Parallèlement, la société Ocean 24 et Mme [H] ont saisi le même tribunal par acte du 31 octobre 2018 d'une assignation à l'encontre de la société holding Burger Real Estate Finances.

La société Ocean 24 et Mme [H] ont fait intervenir à la procédure la société Burger Real Estate Finances, société holding, ainsi que la société [J] [H] Conseils et ont sollicité à titre reconventionnel le paiement d'honoraires et d'indemnités au titre de la rupture des contrats et mandats signés avec les sociétés du Groupe.

Le tribunal de commerce a ordonné la jonction des affaires.

Par jugement en date du 19 avril 2019, rectifié le 30 avril 2019, le tribunal de commerce d'Antibes a:

-Constaté la jonction de l'affaire portant le numéro RG 2018004249 avec l'affaire principale inscrite sous le numéro RG 2018003321,

-Dit recevable l'intervention forcée de la société Burger Real Estate Finances,

-Dit recevable l'intervention de la société [J] [H] Conseils,

-Débouté les sociétés Burger Real Estate, Les Trois Caps et Burger Real Estate Finances de leurs demandes,

-Condamné reconventionnellement la société Burger Real Estate Finances au paiement à la société [J] [H] Conseils de la somme de 185 579 euros, plus intérêts au taux légal à compter du 19 juillet 2018,

-Débouté les sociétés Océan 24, [J] [H] Conseil et Mme [J] [H] de leur demande reconventionnelle tendant à la condamnation des sociétés Burger Real Estate, Les Trois Caps et Burger Real Estate Finances au paiement chacune de la somme de 30 000 euros à titre de dommages et intérêts pour mesure vexatoire,

-Débouté les sociétés Océan 24, [J] [H] Conseil et Mme [J] [H] de leur demande reconventionnelle tendant à la condamnation des sociétés Burger Real Estate, Les Trois Caps et Burger Real Estate Finances au paiement chacune de la somme de 30 000 euros à titre de dommages et intérêts pour rupture abusive du contrat et mesure vexatoire,

-Débouté les sociétés Océan 24, [J] [H] Conseil et Mme [J] [H] de leur demande reconventionnelle tendant à la condamnation solidaire des sociétés Burger Real Estate, Les Trois Caps et Burger Real Estate Finances au paiement de la somme 440 689 euros à titre d'indemnités de rupture des contrats d'agent commercial,

-Ordonné l'exécution provisoire,

-Condamné solidairement les sociétés Burger Real Estate, Les Trois Caps et Burger Real Estate Finances à payer à la société Océan 24 et Mme [H] la somme de 5 000 euros au titre de l'article 700 du code de procédure civile ainsi qu'aux entiers dépens,

-Rejeté toute autre demande

---------------

Par actes des 13 et 20 mai 2019 les sociétés Océan 24, [J] [H] Conseil et Mme [J] [H] ainsi que les sociétés Burger Real Estate, Les Trois Caps et Burger Real Estate Finances ont interjeté appel du jugement.

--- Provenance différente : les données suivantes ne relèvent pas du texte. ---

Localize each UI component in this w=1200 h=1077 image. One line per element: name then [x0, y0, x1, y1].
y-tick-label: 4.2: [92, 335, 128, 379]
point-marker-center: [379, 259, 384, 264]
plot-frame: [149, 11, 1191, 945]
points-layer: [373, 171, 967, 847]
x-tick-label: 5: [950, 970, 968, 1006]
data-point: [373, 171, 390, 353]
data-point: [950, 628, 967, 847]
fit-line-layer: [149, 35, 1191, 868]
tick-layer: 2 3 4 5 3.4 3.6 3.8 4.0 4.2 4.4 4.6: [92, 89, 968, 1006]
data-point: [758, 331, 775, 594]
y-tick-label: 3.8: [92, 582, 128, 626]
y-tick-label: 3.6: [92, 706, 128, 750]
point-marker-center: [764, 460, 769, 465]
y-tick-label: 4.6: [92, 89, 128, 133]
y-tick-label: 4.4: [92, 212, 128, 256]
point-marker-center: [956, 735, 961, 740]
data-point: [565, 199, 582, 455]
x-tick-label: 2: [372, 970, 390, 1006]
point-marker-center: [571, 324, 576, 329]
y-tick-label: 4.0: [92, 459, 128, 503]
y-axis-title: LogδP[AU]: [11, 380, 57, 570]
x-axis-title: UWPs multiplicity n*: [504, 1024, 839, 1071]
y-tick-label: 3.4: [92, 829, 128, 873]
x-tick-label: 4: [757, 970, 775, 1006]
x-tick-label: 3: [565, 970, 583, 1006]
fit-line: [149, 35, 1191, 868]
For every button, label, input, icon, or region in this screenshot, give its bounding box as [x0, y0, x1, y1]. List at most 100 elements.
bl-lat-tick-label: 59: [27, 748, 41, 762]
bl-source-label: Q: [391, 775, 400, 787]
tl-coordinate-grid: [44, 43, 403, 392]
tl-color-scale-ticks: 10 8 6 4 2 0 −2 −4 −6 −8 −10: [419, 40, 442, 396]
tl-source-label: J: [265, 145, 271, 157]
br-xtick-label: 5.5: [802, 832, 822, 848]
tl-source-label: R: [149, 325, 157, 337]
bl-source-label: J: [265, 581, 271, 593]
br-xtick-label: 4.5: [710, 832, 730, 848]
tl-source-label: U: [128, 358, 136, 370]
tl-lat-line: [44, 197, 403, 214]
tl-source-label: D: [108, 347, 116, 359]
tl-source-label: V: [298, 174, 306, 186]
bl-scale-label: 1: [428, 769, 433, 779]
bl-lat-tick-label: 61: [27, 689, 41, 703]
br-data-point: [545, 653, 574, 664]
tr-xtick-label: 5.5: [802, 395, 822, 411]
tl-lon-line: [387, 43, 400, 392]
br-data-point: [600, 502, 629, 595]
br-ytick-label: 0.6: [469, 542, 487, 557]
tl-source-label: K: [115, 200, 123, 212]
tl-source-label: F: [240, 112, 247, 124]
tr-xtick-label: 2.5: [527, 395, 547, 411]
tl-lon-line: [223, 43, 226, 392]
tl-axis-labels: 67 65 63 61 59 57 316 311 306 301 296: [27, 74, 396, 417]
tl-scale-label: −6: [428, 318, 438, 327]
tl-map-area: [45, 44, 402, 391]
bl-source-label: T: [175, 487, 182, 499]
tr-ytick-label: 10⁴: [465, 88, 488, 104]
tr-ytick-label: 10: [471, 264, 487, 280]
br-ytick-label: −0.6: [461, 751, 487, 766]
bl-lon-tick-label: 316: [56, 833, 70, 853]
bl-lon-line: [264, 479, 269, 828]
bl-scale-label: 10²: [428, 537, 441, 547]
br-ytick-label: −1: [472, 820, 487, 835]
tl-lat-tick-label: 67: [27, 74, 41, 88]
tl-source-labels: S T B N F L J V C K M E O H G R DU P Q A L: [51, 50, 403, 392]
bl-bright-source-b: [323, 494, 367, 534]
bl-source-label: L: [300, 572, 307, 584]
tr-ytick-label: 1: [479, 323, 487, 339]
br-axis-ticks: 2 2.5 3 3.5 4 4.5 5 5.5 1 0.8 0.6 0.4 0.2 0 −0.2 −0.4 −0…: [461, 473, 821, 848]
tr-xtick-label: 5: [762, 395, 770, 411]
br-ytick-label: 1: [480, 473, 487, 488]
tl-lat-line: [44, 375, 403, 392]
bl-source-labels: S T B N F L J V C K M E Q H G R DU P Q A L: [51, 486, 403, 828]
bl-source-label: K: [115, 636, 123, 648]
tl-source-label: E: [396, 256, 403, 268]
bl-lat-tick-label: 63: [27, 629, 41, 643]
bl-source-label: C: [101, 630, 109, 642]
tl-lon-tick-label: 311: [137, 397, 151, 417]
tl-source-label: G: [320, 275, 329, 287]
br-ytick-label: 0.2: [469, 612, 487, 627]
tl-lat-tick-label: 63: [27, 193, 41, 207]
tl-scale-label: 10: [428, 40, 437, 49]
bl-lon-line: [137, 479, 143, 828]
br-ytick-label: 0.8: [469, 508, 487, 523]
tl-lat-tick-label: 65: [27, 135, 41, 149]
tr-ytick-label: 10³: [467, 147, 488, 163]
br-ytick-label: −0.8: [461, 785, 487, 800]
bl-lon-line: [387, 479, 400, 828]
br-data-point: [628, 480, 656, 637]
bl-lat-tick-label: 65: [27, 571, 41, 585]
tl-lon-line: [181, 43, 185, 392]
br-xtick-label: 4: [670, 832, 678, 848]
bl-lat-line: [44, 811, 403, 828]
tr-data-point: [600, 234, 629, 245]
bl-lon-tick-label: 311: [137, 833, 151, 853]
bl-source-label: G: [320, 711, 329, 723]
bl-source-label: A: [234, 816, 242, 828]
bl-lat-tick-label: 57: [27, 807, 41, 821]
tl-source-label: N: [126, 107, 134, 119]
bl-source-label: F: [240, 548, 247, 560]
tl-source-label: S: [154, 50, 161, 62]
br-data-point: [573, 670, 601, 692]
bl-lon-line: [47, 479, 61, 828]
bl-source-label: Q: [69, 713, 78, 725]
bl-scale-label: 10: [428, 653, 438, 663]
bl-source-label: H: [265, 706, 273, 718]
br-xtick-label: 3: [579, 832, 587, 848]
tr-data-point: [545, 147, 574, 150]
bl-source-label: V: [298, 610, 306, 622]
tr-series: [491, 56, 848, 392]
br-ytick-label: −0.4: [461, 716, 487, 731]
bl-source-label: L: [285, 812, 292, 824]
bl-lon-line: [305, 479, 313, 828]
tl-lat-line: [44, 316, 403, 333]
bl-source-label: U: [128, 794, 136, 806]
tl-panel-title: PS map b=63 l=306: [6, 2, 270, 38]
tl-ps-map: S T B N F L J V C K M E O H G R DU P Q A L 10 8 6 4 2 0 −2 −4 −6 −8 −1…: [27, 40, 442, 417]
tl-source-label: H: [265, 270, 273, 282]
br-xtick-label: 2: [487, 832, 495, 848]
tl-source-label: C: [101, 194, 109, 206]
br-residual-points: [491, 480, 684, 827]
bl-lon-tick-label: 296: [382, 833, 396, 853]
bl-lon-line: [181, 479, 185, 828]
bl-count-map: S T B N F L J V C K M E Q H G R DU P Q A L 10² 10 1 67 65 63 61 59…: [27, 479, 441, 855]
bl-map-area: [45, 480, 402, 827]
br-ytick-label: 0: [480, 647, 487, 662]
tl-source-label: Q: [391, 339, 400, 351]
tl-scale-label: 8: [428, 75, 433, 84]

Les affaires ont fait l'objet d'une ordonnance de jonction le 6 décembre 2019.

---------------

Par conclusions enregistrées le 21 juillet 2022, auxquelles il convient de se reporter pour l'exposé détaillé de leurs prétentions et moyens, les sociétés Océan 24 (SARL), [J] [H] Conseil (EURL) et Mme [J] [H] font valoir que :

-le tribunal de commerce a justement débouté les sociétés du groupe de leur demande tendant à condamner Mme [H] et ses sociétés en réparation d'une faute d'une « exceptionnelle gravité » mais n'a pas retenu les demandes d'indemnisation des concluantes en dépit de la brutalité des ruptures, de leurs circonstances et des man'uvres frauduleuses dont les sociétés du groupe sont à l'origine,

-l'intervention forcée de la société Burger Real Estate Finances est recevable en sa qualité d'actionnaire unique de la société Burger Real Estate et Trois Caps et de signataire des contrats d'agents commerciaux et contrats conclus avec Mme [H] et sa société [J] [H] Conseil,

-l'intervention volontaire de la société [J] [H] Conseil est recevable dès lors que cette société a formé un demande reconventionnelle au titre de la rupture brutale et abusive de son contrat de prestation de direction générale et commerciale,

-les sociétés Océan 24, [J] [H] Conseil et Mme [J] [H] ont parfaitement exécuté les contrats passés avec le groupe Burger Real Estate Finances tant au titre des prestations de direction générale et commerciale qu'au titre des fonctions de gérante de Mme [H] au sein de la société Burger Real Estate, Trois Caps et Mafa ainsi qu'en exécution des contrats d'agents commerciaux ; ces prestations sont bien distinctes,

-à la suite de la rupture du contrat de prestation de direction générale et commerciale des honoraires restent dus à la société [J] [H] Conseil,

-Mme [H] a 'uvré dans l'intérêt social des sociétés du groupe et n'a commis aucune faute de sorte qu'elle devra être indemnisée au titre de la rupture abusive et brutale de ses mandants de gérante,

-les trois contrats d'agents commerciaux ont bien été signés par M. [C] [F], représentant la société Burger Real Estate Finances et Mme [H] est bien-fondée à faire valoir la faculté de substitution au bénéfice de la société Océan 24 dont elle est la gérante ; aucune nullité ne peut être déduite de la loi Hoguet ; en l'absence de faute de la part de l'agent commercial, une indemnité de rupture est due, équivalente à deux ans de commissions ; subsidiairement, si les contrats d'agents commerciaux devaient s'analyser en prestations de services, une indemnité équivalente devra être versée à Mme [H]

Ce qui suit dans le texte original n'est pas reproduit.